A new paper1, soon to be published in the British Educational Research Journal, describes results of an analysis I undertook using SO data from studies dating back nearly 40 years, comparing the educational experiences of children with and without SEN. Six SO studies with similar approaches were identified. The common lineage meant that the measures of classroom activity were relatively stable, allowing a comparison of experiences of the two groups of pupils over time.
Data, consistent in terms of pupil sample (children in Key Stage 2 attending mainstream primary schools in England) and observation categories, provided markers at six points between 1975 and 2012. Two separate analyses of experiences over time for pupils with and without SEN were conducted, plus a third comparing the experiences of pupils with SEN, relative to those without SEN.
The results allow a plausible commentary on changes over a 35-year span. To summarise, the average pupil has, over time, experienced an increasing amount of whole class interaction with the teacher and with peers, and much less time working alone in silence2.

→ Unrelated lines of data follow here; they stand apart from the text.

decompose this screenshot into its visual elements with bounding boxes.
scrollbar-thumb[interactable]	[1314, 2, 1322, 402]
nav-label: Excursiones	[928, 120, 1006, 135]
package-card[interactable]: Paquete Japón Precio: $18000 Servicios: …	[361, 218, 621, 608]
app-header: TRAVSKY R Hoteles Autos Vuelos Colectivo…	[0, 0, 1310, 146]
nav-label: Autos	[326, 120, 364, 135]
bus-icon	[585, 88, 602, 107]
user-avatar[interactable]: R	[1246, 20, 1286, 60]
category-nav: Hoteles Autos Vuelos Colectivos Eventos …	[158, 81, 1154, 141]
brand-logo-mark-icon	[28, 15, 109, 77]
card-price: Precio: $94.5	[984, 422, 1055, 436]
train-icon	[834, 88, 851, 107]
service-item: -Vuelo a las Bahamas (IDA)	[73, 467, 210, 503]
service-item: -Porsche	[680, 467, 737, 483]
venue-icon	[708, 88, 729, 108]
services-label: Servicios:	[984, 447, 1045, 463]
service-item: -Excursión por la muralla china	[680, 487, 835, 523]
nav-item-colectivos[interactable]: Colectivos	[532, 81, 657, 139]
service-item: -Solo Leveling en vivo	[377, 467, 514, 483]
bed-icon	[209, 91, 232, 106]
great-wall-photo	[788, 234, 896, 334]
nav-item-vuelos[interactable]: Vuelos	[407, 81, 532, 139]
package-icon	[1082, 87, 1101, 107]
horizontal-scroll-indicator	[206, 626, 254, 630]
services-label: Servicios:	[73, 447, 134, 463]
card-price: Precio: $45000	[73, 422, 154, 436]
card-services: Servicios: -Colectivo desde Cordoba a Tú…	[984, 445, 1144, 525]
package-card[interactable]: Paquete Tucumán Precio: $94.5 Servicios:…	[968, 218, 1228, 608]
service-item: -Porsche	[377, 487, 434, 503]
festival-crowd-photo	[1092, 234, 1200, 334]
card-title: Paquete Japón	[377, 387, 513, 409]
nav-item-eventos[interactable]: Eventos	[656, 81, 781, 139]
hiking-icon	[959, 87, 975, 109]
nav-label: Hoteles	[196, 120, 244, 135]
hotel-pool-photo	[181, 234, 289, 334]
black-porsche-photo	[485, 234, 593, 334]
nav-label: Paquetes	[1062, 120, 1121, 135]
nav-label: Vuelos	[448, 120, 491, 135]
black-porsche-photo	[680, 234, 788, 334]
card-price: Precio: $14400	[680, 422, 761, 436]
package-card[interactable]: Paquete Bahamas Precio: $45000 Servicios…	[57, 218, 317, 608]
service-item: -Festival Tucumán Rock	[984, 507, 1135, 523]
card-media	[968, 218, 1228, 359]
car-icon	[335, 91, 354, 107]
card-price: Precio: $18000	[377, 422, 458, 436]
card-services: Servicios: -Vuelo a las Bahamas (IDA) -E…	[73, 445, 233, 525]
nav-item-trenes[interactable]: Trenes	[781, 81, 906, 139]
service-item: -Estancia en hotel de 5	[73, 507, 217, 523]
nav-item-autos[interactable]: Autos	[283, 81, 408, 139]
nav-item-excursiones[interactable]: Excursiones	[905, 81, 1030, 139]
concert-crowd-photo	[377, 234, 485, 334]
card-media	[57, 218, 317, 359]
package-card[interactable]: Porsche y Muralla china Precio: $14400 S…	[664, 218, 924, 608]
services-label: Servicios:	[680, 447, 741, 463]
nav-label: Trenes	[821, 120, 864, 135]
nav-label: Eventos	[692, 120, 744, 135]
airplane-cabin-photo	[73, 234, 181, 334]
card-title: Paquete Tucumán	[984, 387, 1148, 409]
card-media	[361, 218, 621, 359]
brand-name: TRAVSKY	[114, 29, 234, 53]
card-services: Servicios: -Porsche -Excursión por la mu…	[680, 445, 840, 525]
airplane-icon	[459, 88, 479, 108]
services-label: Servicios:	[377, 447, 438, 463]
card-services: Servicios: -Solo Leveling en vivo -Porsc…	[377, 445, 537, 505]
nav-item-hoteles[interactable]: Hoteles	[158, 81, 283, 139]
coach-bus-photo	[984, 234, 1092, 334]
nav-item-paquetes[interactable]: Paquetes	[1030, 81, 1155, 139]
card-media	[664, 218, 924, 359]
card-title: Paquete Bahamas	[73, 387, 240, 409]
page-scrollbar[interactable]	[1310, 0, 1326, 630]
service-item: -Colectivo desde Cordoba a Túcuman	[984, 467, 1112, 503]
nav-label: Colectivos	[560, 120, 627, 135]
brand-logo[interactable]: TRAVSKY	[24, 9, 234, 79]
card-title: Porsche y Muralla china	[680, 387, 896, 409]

In contrast, those with SEN have experienced a more moderate increase in the proportion of time spent interacting with the teacher, and almost no change in the amount of time spent interacting with peers and in whole class teaching contexts.
The data suggest some explanatory factors regarding the results for pupils with SEN. Firstly, the large increase in the number of TAs working in primary classrooms has meant that, compared with average (non-SEN) pupils, those with SEN end up having a greater number of interactions with TAs, and consequently fewer with their teacher and peers.

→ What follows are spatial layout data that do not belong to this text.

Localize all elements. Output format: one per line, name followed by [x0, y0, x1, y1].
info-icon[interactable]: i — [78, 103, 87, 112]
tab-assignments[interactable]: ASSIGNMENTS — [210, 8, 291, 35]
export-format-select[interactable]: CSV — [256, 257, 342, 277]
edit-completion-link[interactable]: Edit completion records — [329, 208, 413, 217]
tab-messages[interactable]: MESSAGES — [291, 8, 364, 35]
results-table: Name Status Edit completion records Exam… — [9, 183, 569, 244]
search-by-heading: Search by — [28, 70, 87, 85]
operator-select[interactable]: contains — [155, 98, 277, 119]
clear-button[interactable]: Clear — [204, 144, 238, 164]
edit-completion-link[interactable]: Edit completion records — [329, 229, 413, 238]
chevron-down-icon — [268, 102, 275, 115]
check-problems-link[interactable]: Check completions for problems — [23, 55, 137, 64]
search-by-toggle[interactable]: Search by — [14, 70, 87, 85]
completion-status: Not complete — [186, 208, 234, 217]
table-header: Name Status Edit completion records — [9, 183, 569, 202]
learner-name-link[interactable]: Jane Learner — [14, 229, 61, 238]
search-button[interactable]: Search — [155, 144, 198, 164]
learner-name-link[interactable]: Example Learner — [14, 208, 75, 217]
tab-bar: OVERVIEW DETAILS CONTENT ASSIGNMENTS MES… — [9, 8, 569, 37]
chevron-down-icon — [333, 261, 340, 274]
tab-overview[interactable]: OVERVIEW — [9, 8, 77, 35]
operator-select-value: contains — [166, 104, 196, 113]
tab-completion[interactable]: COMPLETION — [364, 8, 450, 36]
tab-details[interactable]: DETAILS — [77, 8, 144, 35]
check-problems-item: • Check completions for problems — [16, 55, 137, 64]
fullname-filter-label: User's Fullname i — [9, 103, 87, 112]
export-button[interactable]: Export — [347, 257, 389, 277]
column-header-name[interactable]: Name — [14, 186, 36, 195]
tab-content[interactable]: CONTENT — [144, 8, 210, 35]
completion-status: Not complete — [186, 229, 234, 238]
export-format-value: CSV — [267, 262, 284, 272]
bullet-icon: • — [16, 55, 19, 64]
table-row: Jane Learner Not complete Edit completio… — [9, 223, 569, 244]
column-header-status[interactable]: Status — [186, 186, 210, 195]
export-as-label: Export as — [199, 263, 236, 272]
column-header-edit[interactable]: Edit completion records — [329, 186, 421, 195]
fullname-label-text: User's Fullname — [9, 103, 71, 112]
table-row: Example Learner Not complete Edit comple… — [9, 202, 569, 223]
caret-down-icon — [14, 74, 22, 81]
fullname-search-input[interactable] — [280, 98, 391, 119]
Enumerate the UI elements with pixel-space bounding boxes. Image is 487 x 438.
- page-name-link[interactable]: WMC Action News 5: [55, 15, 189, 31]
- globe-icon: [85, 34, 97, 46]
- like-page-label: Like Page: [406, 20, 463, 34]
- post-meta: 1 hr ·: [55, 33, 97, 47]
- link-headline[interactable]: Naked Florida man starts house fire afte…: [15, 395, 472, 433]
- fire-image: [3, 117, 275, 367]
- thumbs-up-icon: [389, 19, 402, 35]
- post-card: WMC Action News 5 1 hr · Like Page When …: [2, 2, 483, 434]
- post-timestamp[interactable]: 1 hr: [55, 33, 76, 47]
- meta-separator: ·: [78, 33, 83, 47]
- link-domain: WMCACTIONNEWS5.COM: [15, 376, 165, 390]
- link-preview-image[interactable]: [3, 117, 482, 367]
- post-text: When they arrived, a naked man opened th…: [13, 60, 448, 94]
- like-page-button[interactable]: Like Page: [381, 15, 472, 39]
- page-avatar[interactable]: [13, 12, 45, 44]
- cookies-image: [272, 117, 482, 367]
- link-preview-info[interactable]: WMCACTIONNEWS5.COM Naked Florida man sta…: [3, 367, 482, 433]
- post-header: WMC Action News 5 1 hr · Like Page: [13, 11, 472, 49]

The second reason is that opportunities for teacher and peer interaction are additionally affected by the amount of time pupils with SEN spend outside the classroom. Those with the highest level of need have been found to spend the equivalent of over one day per week away from the classroom. When these data (from 2012) are factored in, the proportion of time spent with the teacher is not only markedly lower than for the average pupil, but virtually the same as it was in 1982.

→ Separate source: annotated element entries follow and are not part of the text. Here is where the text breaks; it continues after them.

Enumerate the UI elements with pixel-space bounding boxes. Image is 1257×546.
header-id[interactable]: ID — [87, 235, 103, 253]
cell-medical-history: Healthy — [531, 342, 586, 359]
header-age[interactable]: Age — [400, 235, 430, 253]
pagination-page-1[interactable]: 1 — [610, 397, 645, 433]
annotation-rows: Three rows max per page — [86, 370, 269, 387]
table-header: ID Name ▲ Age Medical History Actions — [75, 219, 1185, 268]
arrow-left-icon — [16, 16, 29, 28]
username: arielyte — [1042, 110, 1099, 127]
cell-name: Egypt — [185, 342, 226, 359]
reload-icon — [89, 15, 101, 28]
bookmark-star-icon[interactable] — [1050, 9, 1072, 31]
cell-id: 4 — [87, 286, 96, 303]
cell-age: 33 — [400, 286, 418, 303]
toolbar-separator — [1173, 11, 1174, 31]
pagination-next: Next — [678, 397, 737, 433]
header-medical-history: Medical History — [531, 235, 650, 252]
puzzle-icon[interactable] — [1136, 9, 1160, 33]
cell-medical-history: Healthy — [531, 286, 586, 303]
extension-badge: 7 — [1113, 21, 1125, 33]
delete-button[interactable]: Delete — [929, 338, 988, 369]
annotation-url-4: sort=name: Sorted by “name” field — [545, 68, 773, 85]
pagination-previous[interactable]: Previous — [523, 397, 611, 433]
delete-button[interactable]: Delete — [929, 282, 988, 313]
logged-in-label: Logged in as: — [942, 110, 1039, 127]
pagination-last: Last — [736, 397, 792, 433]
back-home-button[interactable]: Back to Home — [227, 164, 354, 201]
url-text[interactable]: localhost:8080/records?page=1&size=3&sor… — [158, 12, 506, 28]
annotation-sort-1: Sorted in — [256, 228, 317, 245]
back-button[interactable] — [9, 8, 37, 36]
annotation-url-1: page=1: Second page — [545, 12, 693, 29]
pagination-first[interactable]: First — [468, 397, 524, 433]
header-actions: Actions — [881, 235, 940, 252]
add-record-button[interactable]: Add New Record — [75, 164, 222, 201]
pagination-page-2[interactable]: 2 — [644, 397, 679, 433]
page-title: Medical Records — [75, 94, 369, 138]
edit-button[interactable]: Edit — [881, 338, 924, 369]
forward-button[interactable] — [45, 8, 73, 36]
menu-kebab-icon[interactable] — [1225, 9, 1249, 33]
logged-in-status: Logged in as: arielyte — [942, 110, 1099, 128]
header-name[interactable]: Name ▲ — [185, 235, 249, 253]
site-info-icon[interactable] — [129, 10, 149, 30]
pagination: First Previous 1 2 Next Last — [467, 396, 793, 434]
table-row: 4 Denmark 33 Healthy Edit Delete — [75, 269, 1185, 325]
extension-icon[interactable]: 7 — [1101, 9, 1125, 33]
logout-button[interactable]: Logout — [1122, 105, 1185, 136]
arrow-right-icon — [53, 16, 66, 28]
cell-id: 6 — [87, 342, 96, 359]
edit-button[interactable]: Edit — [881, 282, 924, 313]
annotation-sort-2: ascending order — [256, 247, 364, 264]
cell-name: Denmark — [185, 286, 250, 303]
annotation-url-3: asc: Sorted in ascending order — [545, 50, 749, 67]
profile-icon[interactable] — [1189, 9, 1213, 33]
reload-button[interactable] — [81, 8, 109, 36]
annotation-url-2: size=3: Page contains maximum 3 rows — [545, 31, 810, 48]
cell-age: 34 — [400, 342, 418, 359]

It’s a remarkable conclusion to reach. On the basis of these results, for some pupils with SEN, key aspects of their education are as they were 30 years previous.
The Mencap survey was essentially an opinion poll and the results should alarm us, because it was precisely concerns like this that led to the revised SEN Code of Practice. The new Code is intended to improve school experiences for children with SEND and place families at the centre of decision-making and provision. The Mencap survey, then, provides a necessary check on whether the Code is delivering its aim to ensure their voices are being listened to.
The broader point to make is that improving policymaking and delivering effective classroom practice have as much need of empirical evidence as they do of stakeholders’ opinions, outlooks and experiences. The added historical perspectives we can obtain from analyses of data collected using techniques like SO are useful too for holding decision-makers to account.
 
1 Webster, R. (in press) The classroom experiences of pupils with special educational needs in mainstream primary schools – 1976 to 2012. What do data from systematic observation studies reveal about pupils’ educational experiences over time? British Educational Research Journal
2 The authors of some of the studies identified the way the National Curriculum influenced how teachers taught and arranged the classroom as a potential reason for this. For more, see Galton et al. (2002) Inside the primary classroom: 20 years on, London: Routledge, and Pollard et al. (2000) What pupils say: Changing policy and practice in primary education. Findings from the PACE project, London: Continuum.